If you've ever revisited some code and "tidied it up", you've probably performed a refactoring. If the code continued to work afterwards, then it satisfies some definitions of refactoring.
Don Roberts's PhD. thesis was a stimulating read about specifying and implementing refactorings, albeit a bit thin in places – the claim that conservative static checking matched with liberal dynamic checking could produce exact results wasn't explored or justified.
Despite this, the paper was very useful, especially for two things:
- The concept of extending the syntax of the language to produce a meta–language for pattern matching and specifying program transformations.

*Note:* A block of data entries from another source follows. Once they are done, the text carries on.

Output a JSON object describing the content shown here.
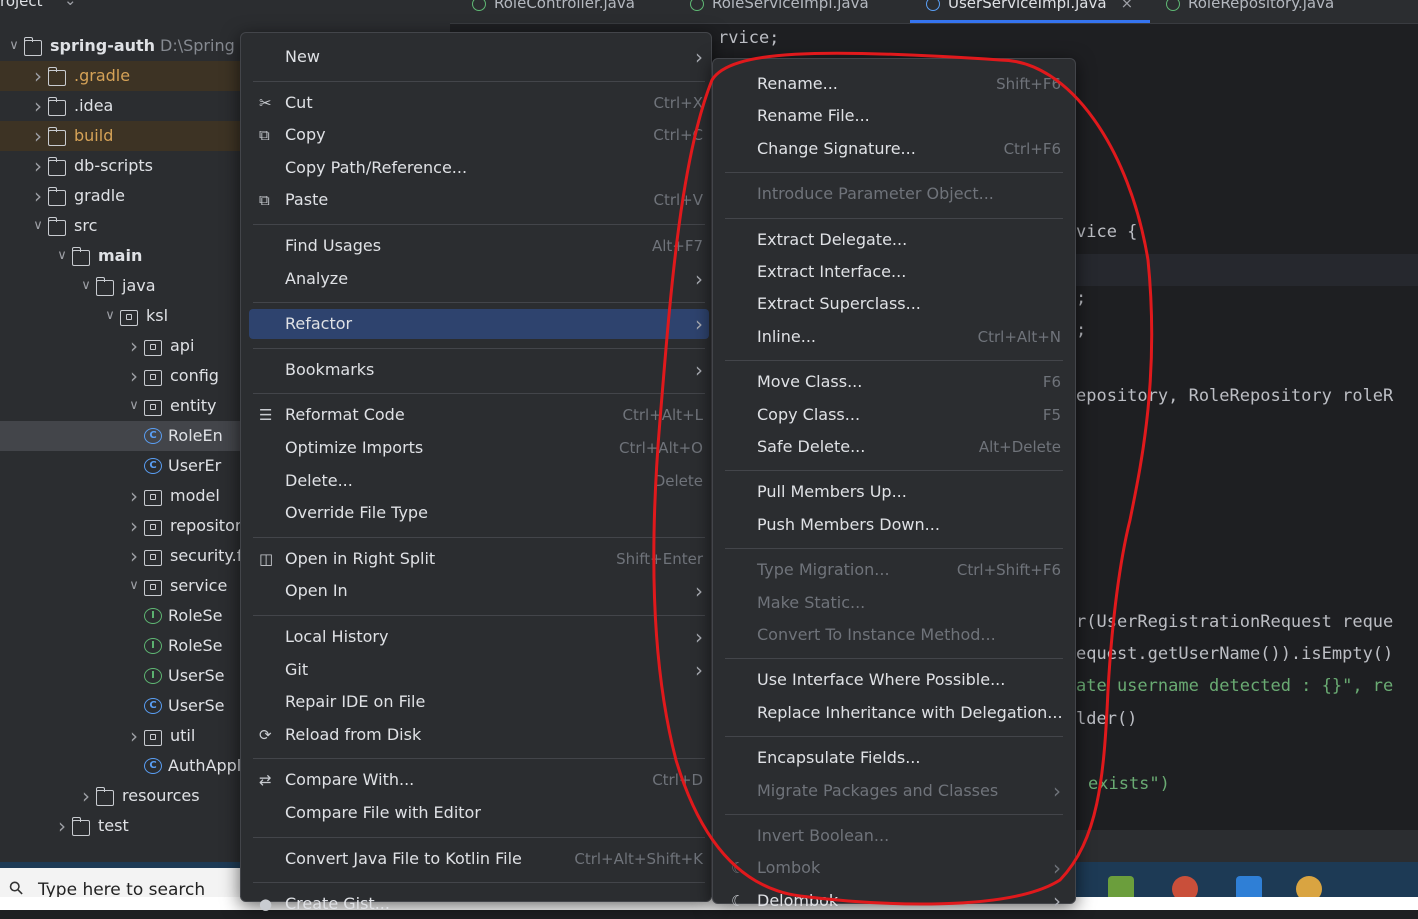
{
  "project_panel": {
    "header": "roject",
    "tree": [
      {
        "label": "spring-auth",
        "extra": "D:\\Spring P",
        "depth": 0,
        "chev": "v",
        "icon": "module",
        "bold": true
      },
      {
        "label": ".gradle",
        "depth": 1,
        "chev": ">",
        "icon": "folder",
        "excluded": true
      },
      {
        "label": ".idea",
        "depth": 1,
        "chev": ">",
        "icon": "folder"
      },
      {
        "label": "build",
        "depth": 1,
        "chev": ">",
        "icon": "folder",
        "excluded": true
      },
      {
        "label": "db-scripts",
        "depth": 1,
        "chev": ">",
        "icon": "folder"
      },
      {
        "label": "gradle",
        "depth": 1,
        "chev": ">",
        "icon": "folder"
      },
      {
        "label": "src",
        "depth": 1,
        "chev": "v",
        "icon": "folder"
      },
      {
        "label": "main",
        "depth": 2,
        "chev": "v",
        "icon": "folder",
        "bold": true
      },
      {
        "label": "java",
        "depth": 3,
        "chev": "v",
        "icon": "folder"
      },
      {
        "label": "ksl",
        "depth": 4,
        "chev": "v",
        "icon": "package"
      },
      {
        "label": "api",
        "depth": 5,
        "chev": ">",
        "icon": "package"
      },
      {
        "label": "config",
        "depth": 5,
        "chev": ">",
        "icon": "package"
      },
      {
        "label": "entity",
        "depth": 5,
        "chev": "v",
        "icon": "package"
      },
      {
        "label": "RoleEn",
        "depth": 6,
        "chev": "",
        "icon": "class",
        "selected": true
      },
      {
        "label": "UserEr",
        "depth": 6,
        "chev": "",
        "icon": "class"
      },
      {
        "label": "model",
        "depth": 5,
        "chev": ">",
        "icon": "package"
      },
      {
        "label": "repository",
        "depth": 5,
        "chev": ">",
        "icon": "package"
      },
      {
        "label": "security.fi",
        "depth": 5,
        "chev": ">",
        "icon": "package"
      },
      {
        "label": "service",
        "depth": 5,
        "chev": "v",
        "icon": "package"
      },
      {
        "label": "RoleSe",
        "depth": 6,
        "chev": "",
        "icon": "interface"
      },
      {
        "label": "RoleSe",
        "depth": 6,
        "chev": "",
        "icon": "interface"
      },
      {
        "label": "UserSe",
        "depth": 6,
        "chev": "",
        "icon": "interface"
      },
      {
        "label": "UserSe",
        "depth": 6,
        "chev": "",
        "icon": "class"
      },
      {
        "label": "util",
        "depth": 5,
        "chev": ">",
        "icon": "package"
      },
      {
        "label": "AuthAppli",
        "depth": 6,
        "chev": "",
        "icon": "class"
      },
      {
        "label": "resources",
        "depth": 3,
        "chev": ">",
        "icon": "folder"
      },
      {
        "label": "test",
        "depth": 2,
        "chev": ">",
        "icon": "folder"
      }
    ]
  },
  "editor": {
    "tabs": [
      "RoleController.java",
      "RoleServiceImpl.java",
      "UserServiceImpl.java",
      "RoleRepository.java"
    ],
    "tab_close": "×",
    "lines": [
      {
        "text": "rvice;",
        "color": "#bcbec4"
      },
      {
        "text": "vice {",
        "color": "#bcbec4"
      },
      {
        "text": ";",
        "color": "#bcbec4"
      },
      {
        "text": ";",
        "color": "#bcbec4"
      },
      {
        "text": "epository, RoleRepository roleR",
        "color": "#bcbec4"
      },
      {
        "text": "r(UserRegistrationRequest reque",
        "color": "#bcbec4"
      },
      {
        "text": "equest.getUserName()).isEmpty()",
        "color": "#bcbec4"
      },
      {
        "text": "ate username detected : {}\", re",
        "color": "#6aab73"
      },
      {
        "text": "lder()",
        "color": "#bcbec4"
      },
      {
        "text": "exists\")",
        "color": "#6aab73"
      }
    ]
  },
  "context_menu": {
    "items": [
      {
        "label": "New",
        "submenu": true
      },
      {
        "sep": true
      },
      {
        "label": "Cut",
        "shortcut": "Ctrl+X",
        "icon": "cut-icon",
        "glyph": "✂"
      },
      {
        "label": "Copy",
        "shortcut": "Ctrl+C",
        "icon": "copy-icon",
        "glyph": "⧉"
      },
      {
        "label": "Copy Path/Reference..."
      },
      {
        "label": "Paste",
        "shortcut": "Ctrl+V",
        "icon": "paste-icon",
        "glyph": "⧉"
      },
      {
        "sep": true
      },
      {
        "label": "Find Usages",
        "shortcut": "Alt+F7"
      },
      {
        "label": "Analyze",
        "submenu": true
      },
      {
        "sep": true
      },
      {
        "label": "Refactor",
        "submenu": true,
        "selected": true
      },
      {
        "sep": true
      },
      {
        "label": "Bookmarks",
        "submenu": true
      },
      {
        "sep": true
      },
      {
        "label": "Reformat Code",
        "shortcut": "Ctrl+Alt+L",
        "icon": "reformat-icon",
        "glyph": "☰"
      },
      {
        "label": "Optimize Imports",
        "shortcut": "Ctrl+Alt+O"
      },
      {
        "label": "Delete...",
        "shortcut": "Delete"
      },
      {
        "label": "Override File Type"
      },
      {
        "sep": true
      },
      {
        "label": "Open in Right Split",
        "shortcut": "Shift+Enter",
        "icon": "split-icon",
        "glyph": "◫"
      },
      {
        "label": "Open In",
        "submenu": true
      },
      {
        "sep": true
      },
      {
        "label": "Local History",
        "submenu": true
      },
      {
        "label": "Git",
        "submenu": true
      },
      {
        "label": "Repair IDE on File"
      },
      {
        "label": "Reload from Disk",
        "icon": "reload-icon",
        "glyph": "⟳"
      },
      {
        "sep": true
      },
      {
        "label": "Compare With...",
        "shortcut": "Ctrl+D",
        "icon": "compare-icon",
        "glyph": "⇄"
      },
      {
        "label": "Compare File with Editor"
      },
      {
        "sep": true
      },
      {
        "label": "Convert Java File to Kotlin File",
        "shortcut": "Ctrl+Alt+Shift+K"
      },
      {
        "sep": true
      },
      {
        "label": "Create Gist...",
        "icon": "github-icon",
        "glyph": "●"
      }
    ]
  },
  "refactor_submenu": {
    "items": [
      {
        "label": "Rename...",
        "shortcut": "Shift+F6"
      },
      {
        "label": "Rename File..."
      },
      {
        "label": "Change Signature...",
        "shortcut": "Ctrl+F6"
      },
      {
        "sep": true
      },
      {
        "label": "Introduce Parameter Object...",
        "disabled": true
      },
      {
        "sep": true
      },
      {
        "label": "Extract Delegate..."
      },
      {
        "label": "Extract Interface..."
      },
      {
        "label": "Extract Superclass..."
      },
      {
        "label": "Inline...",
        "shortcut": "Ctrl+Alt+N"
      },
      {
        "sep": true
      },
      {
        "label": "Move Class...",
        "shortcut": "F6"
      },
      {
        "label": "Copy Class...",
        "shortcut": "F5"
      },
      {
        "label": "Safe Delete...",
        "shortcut": "Alt+Delete"
      },
      {
        "sep": true
      },
      {
        "label": "Pull Members Up..."
      },
      {
        "label": "Push Members Down..."
      },
      {
        "sep": true
      },
      {
        "label": "Type Migration...",
        "shortcut": "Ctrl+Shift+F6",
        "disabled": true
      },
      {
        "label": "Make Static...",
        "disabled": true
      },
      {
        "label": "Convert To Instance Method...",
        "disabled": true
      },
      {
        "sep": true
      },
      {
        "label": "Use Interface Where Possible..."
      },
      {
        "label": "Replace Inheritance with Delegation..."
      },
      {
        "sep": true
      },
      {
        "label": "Encapsulate Fields..."
      },
      {
        "label": "Migrate Packages and Classes",
        "submenu": true,
        "disabled": true
      },
      {
        "sep": true
      },
      {
        "label": "Invert Boolean...",
        "disabled": true
      },
      {
        "label": "Lombok",
        "submenu": true,
        "disabled": true,
        "icon": "lombok-icon",
        "glyph": "☾"
      },
      {
        "label": "Delombok",
        "submenu": true,
        "icon": "delombok-icon",
        "glyph": "☾"
      }
    ]
  },
  "taskbar": {
    "search_placeholder": "Type here to search",
    "search_glyph": "⚲"
  },
  "colors": {
    "accent": "#2e436e",
    "annotation": "#e0191c"
  }
}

The language used in the paper was smalltalk, so I need to think about a suitably pythonic version of this concept.
- A formal basis for reasoning about refactorings:
A refactoring is an ordered triple R = (pre, T , P ) where pre is an assertion that must be true on a program for R to be legal, T is the program transformation, and P is a function from assertions to assertions that transforms legal assertions whenever T transforms programs.

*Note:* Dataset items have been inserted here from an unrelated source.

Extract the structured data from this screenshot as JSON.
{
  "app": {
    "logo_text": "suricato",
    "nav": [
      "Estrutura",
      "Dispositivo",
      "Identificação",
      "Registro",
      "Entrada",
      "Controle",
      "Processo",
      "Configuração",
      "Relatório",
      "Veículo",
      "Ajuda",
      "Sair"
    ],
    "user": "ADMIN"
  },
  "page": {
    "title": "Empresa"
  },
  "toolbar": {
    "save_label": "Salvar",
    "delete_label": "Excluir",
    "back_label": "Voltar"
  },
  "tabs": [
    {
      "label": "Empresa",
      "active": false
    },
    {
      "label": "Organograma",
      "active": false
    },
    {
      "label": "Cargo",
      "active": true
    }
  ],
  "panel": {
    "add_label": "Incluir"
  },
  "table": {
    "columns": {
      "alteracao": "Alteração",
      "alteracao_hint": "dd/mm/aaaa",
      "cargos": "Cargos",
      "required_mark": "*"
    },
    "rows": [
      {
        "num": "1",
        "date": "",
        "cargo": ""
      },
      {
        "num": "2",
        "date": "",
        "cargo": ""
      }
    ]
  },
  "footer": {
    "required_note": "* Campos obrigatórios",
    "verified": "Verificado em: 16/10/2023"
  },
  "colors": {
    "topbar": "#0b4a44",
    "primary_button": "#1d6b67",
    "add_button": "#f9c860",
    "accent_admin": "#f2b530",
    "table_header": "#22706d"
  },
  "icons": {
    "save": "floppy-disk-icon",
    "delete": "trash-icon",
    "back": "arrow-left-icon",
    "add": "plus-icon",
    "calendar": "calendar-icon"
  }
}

This is later extended to reason about dependencies between refactorings using a superficially similar sounding method to what Darcs uses to represent changes. I've not properly read up on Darcs's patch theory, so at the moment I consider them similar because they both use commutativity to establish independence.

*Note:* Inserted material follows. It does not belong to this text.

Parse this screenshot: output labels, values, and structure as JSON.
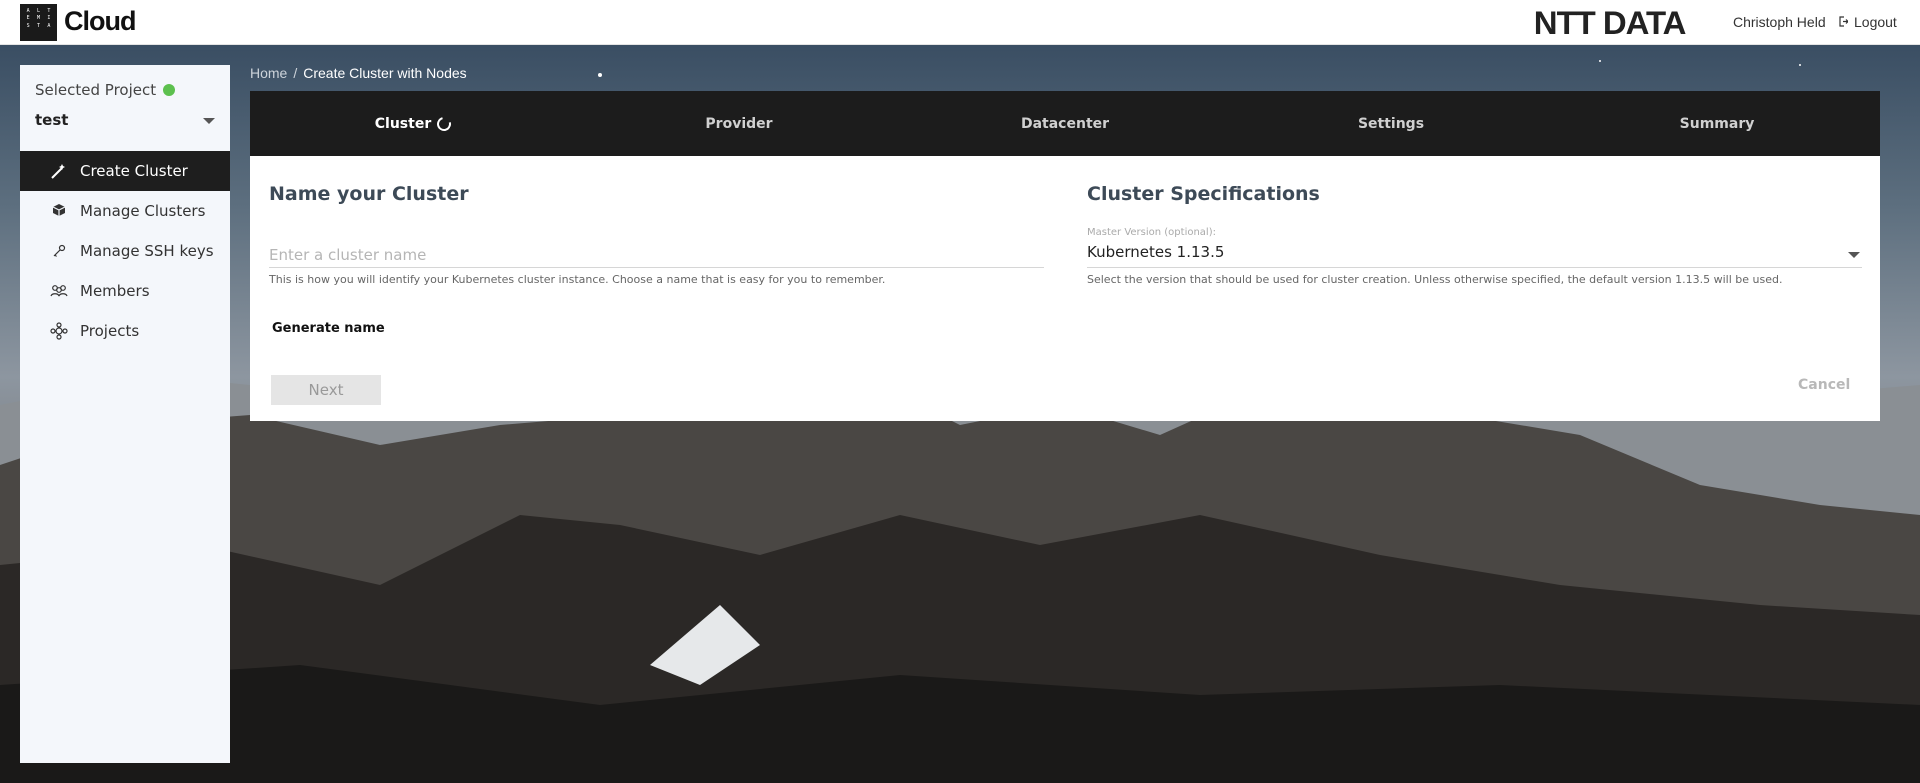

The title of this post is a Python Abstract Syntax Tree. ASTs appear to be the only sensible way of transforming a program, although converting the changes back into source code whilst preserving formatting and comments is challenging. Ideas gleaned from the thesis include extending the AST to have a Comment node or storing "textual coordinates" on the nodes – something like this is already stored in order to provide sensible error diagnostics.
At the moment, I am playing around with the Python standard library's compiler module to produce ASTs and writing Visitors to traverse them. A brief conversation in #pypy on freenode indicates that it might be worth using PyPy instead, one reason given was that I'll need to produce a flow graph in order to do refactoring properly and PyPy already does something along these lines.